Thread (69 messages) 69 messages, 5 authors, 2019-10-14

Re: [PATCH v4 1/5] vsock/virtio: limit the memory used per-socket

From: Stefan Hajnoczi <stefanha@redhat.com>
Date: 2019-10-14 08:17:30
Also in: kvm, lkml

On Fri, Oct 11, 2019 at 03:40:48PM +0200, Stefano Garzarella wrote:
On Sun, Sep 1, 2019 at 8:56 AM Michael S. Tsirkin [off-list ref] wrote:
quoted
On Fri, Aug 30, 2019 at 11:40:59AM +0200, Stefano Garzarella wrote:
quoted
On Mon, Jul 29, 2019 at 10:04:29AM -0400, Michael S. Tsirkin wrote:
quoted
On Wed, Jul 17, 2019 at 01:30:26PM +0200, Stefano Garzarella wrote:
quoted
Since virtio-vsock was introduced, the buffers filled by the host
and pushed to the guest using the vring, are directly queued in
a per-socket list. These buffers are preallocated by the guest
with a fixed size (4 KB).

The maximum amount of memory used by each socket should be
controlled by the credit mechanism.
The default credit available per-socket is 256 KB, but if we use
only 1 byte per packet, the guest can queue up to 262144 of 4 KB
buffers, using up to 1 GB of memory per-socket. In addition, the
guest will continue to fill the vring with new 4 KB free buffers
to avoid starvation of other sockets.

This patch mitigates this issue copying the payload of small
packets (< 128 bytes) into the buffer of last packet queued, in
order to avoid wasting memory.

Reviewed-by: Stefan Hajnoczi <stefanha@redhat.com>
Signed-off-by: Stefano Garzarella <sgarzare@redhat.com>
This is good enough for net-next, but for net I think we
should figure out how to address the issue completely.
Can we make the accounting precise? What happens to
performance if we do?
Since I'm back from holidays, I'm restarting this thread to figure out
how to address the issue completely.

I did a better analysis of the credit mechanism that we implemented in
virtio-vsock to get a clearer view and I'd share it with you:

    This issue affect only the "host->guest" path. In this case, when the
    host wants to send a packet to the guest, it uses a "free" buffer
    allocated by the guest (4KB).
    The "free" buffers available for the host are shared between all
    sockets, instead, the credit mechanism is per-socket, I think to
    avoid the starvation of others sockets.
    The guests re-fill the "free" queue when the available buffers are
    less than half.

    Each peer have these variables in the per-socket state:
       /* local vars */
       buf_alloc        /* max bytes usable by this socket
                           [exposed to the other peer] */
       fwd_cnt          /* increased when RX packet is consumed by the
                           user space [exposed to the other peer] */
       tx_cnt                 /* increased when TX packet is sent to the other peer */

       /* remote vars  */
       peer_buf_alloc   /* peer's buf_alloc */
       peer_fwd_cnt     /* peer's fwd_cnt */

    When a peer sends a packet, it increases the 'tx_cnt'; when the
    receiver consumes the packet (copy it to the user-space buffer), it
    increases the 'fwd_cnt'.
    Note: increments are made considering the payload length and not the
    buffer length.

    The value of 'buf_alloc' and 'fwd_cnt' are sent to the other peer in
    all packet headers or with an explicit CREDIT_UPDATE packet.

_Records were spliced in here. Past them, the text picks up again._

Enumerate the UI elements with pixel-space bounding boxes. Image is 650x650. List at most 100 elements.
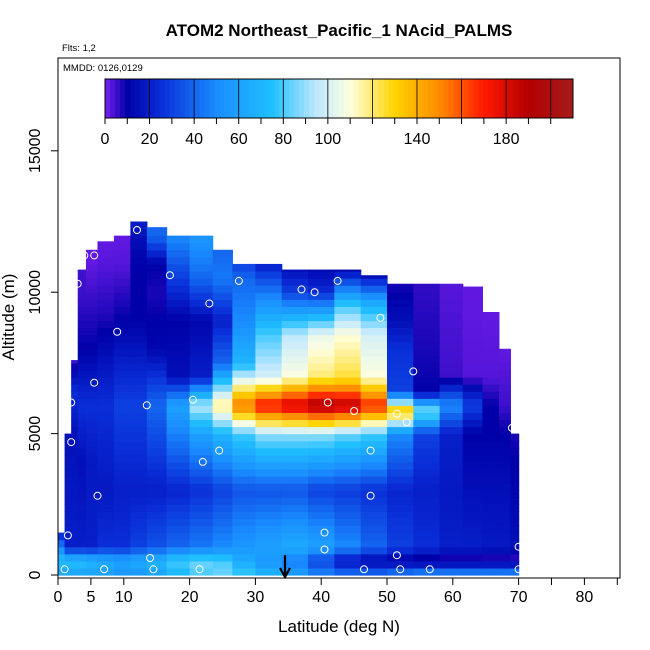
heatmap-cell xyxy=(130,539,148,548)
colorbar-segment xyxy=(249,79,255,118)
heatmap-cell xyxy=(64,483,72,491)
heatmap-cell xyxy=(462,391,484,399)
heatmap-cell xyxy=(232,278,256,286)
heatmap-cell xyxy=(387,433,414,442)
colorbar-segment xyxy=(488,79,494,118)
heatmap-cell xyxy=(130,532,148,541)
heatmap-cell xyxy=(113,440,131,449)
heatmap-cell xyxy=(113,504,131,512)
sample-point xyxy=(90,378,99,387)
heatmap-cell xyxy=(166,419,191,428)
heatmap-cell xyxy=(510,461,520,470)
colorbar-segment xyxy=(528,79,534,118)
sample-point xyxy=(392,409,401,418)
heatmap-cell xyxy=(387,504,414,512)
heatmap-cell xyxy=(232,504,256,512)
heatmap-cell xyxy=(255,532,283,541)
heatmap-cell xyxy=(146,278,168,286)
sample-point xyxy=(113,327,122,336)
heatmap-cell xyxy=(439,391,464,399)
heatmap-cell xyxy=(85,384,99,392)
heatmap-cell xyxy=(113,235,131,244)
heatmap-cell xyxy=(97,405,115,413)
colorbar-segment xyxy=(169,79,176,118)
colorbar-segment xyxy=(274,79,280,118)
heatmap-cell xyxy=(232,299,256,307)
heatmap-cell xyxy=(360,369,388,378)
heatmap-cell xyxy=(77,525,87,534)
heatmap-cell xyxy=(97,320,115,329)
colorbar-segment xyxy=(558,79,564,118)
heatmap-cell xyxy=(308,426,335,435)
heatmap-cell xyxy=(166,355,191,364)
heatmap-cell xyxy=(387,391,414,399)
x-axis: 0 5 10 20 30 40 50 60 70 80 xyxy=(54,578,618,606)
heatmap-cell xyxy=(189,490,214,498)
heatmap-cell xyxy=(212,546,233,555)
heatmap-cell xyxy=(212,320,233,329)
sample-point xyxy=(80,251,89,260)
sample-point xyxy=(376,313,385,322)
heatmap-cell xyxy=(71,532,79,541)
sample-point xyxy=(366,491,375,500)
heatmap-cell xyxy=(64,490,72,498)
heatmap-cell xyxy=(146,227,168,230)
heatmap-cell xyxy=(462,560,484,569)
heatmap-cell xyxy=(212,433,233,442)
heatmap-cell xyxy=(113,391,131,399)
heatmap-cell xyxy=(255,454,283,463)
heatmap-cell xyxy=(360,426,388,435)
heatmap-cell xyxy=(77,405,87,413)
heatmap-cell xyxy=(85,419,99,428)
colorbar-segment xyxy=(204,79,211,118)
heatmap-cell xyxy=(113,299,131,307)
heatmap-cell xyxy=(113,419,131,428)
heatmap-cell xyxy=(97,440,115,449)
sample-point xyxy=(90,251,99,260)
colorbar-segment xyxy=(438,79,445,118)
heatmap-cell xyxy=(166,433,191,442)
colorbar-segment xyxy=(114,79,121,118)
heatmap-cell xyxy=(387,285,414,293)
heatmap-cell xyxy=(71,476,79,484)
heatmap-cell xyxy=(255,419,283,428)
heatmap-cell xyxy=(498,369,511,378)
heatmap-cell xyxy=(334,426,362,435)
heatmap-cell xyxy=(166,278,191,286)
heatmap-cell xyxy=(212,567,233,576)
heatmap-cell xyxy=(462,377,484,385)
heatmap-cell xyxy=(146,320,168,329)
heatmap-cell xyxy=(360,391,388,399)
heatmap-cell xyxy=(77,440,87,449)
heatmap-cell xyxy=(113,270,131,279)
heatmap-cell xyxy=(64,518,72,527)
heatmap-cell xyxy=(334,320,362,329)
heatmap-cell xyxy=(113,348,131,357)
sample-point xyxy=(425,565,434,574)
colorbar-segment xyxy=(309,79,315,118)
heatmap-cell xyxy=(166,405,191,413)
heatmap-cell xyxy=(189,419,214,428)
heatmap-cell xyxy=(360,433,388,442)
heatmap-cell xyxy=(77,313,87,322)
heatmap-cell xyxy=(166,327,191,336)
sample-point xyxy=(142,401,151,410)
heatmap-cell xyxy=(334,362,362,371)
heatmap-cell xyxy=(212,377,233,385)
heatmap-cell xyxy=(360,567,388,576)
heatmap-cell xyxy=(130,221,148,230)
heatmap-cell xyxy=(130,511,148,520)
heatmap-cell xyxy=(212,270,233,279)
heatmap-cell xyxy=(130,292,148,300)
x-tick-label: 30 xyxy=(247,589,265,606)
heatmap-cell xyxy=(308,412,335,421)
heatmap-cell xyxy=(97,241,115,244)
heatmap-cell xyxy=(498,532,511,541)
heatmap-cell xyxy=(498,560,511,569)
heatmap-cell xyxy=(189,292,214,300)
heatmap-cell xyxy=(413,341,441,350)
colorbar-segment xyxy=(139,79,146,118)
heatmap-cell xyxy=(413,546,441,555)
heatmap-cell xyxy=(130,433,148,442)
heatmap-cell xyxy=(462,384,484,392)
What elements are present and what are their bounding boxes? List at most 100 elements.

    The local 'buf_alloc' value can be modified by the user space using
    setsockopt() with optname=SO_VM_SOCKETS_BUFFER_SIZE.

    Before to send a packet, the peer checks the space available:
      credit_available = peer_buf_alloc - (tx_cnt - peer_fwd_cnt)
    and it will send up to credit_available bytes to the other peer.

Possible solutions considering Michael's advice:
1. Use the buffer length instead of the payload length when we increment
   the counters:
  - This approach will account precisely the memory used per socket.
  - This requires changes in both guest and host.
  - It is not compatible with old drivers, so a feature should be negotiated.
2. Decrease the advertised 'buf_alloc' taking count of bytes queued in
   the socket queue but not used. (e.g. 256 byte used on 4K available in
   the buffer)
  - pkt->hdr.buf_alloc = buf_alloc - bytes_not_used.
  - This should be compatible also with old drivers.

Maybe the second is less invasive, but will it be too tricky?
Any other advice or suggestions?

Thanks in advance,
Stefano
OK let me try to clarify.  The idea is this:

Let's say we queue a buffer of 4K, and we copy if len < 128 bytes.  This
means that in the worst case (128 byte packets), each byte of credit in
the socket uses up 4K/128 = 16 bytes of kernel memory. In fact we need
to also account for the virtio_vsock_pkt since I think it's kept around
until userspace consumes it.

Thus given X buf alloc allowed in the socket, we should publish X/16
credits to the other side. This will ensure the other side does not send
more than X/16 bytes for a given socket and thus we won't need to
allocate more than X bytes to hold the data.

We can play with the copy break value to tweak this.
Hi Michael,
sorry for the long silence, but I focused on multi-transport.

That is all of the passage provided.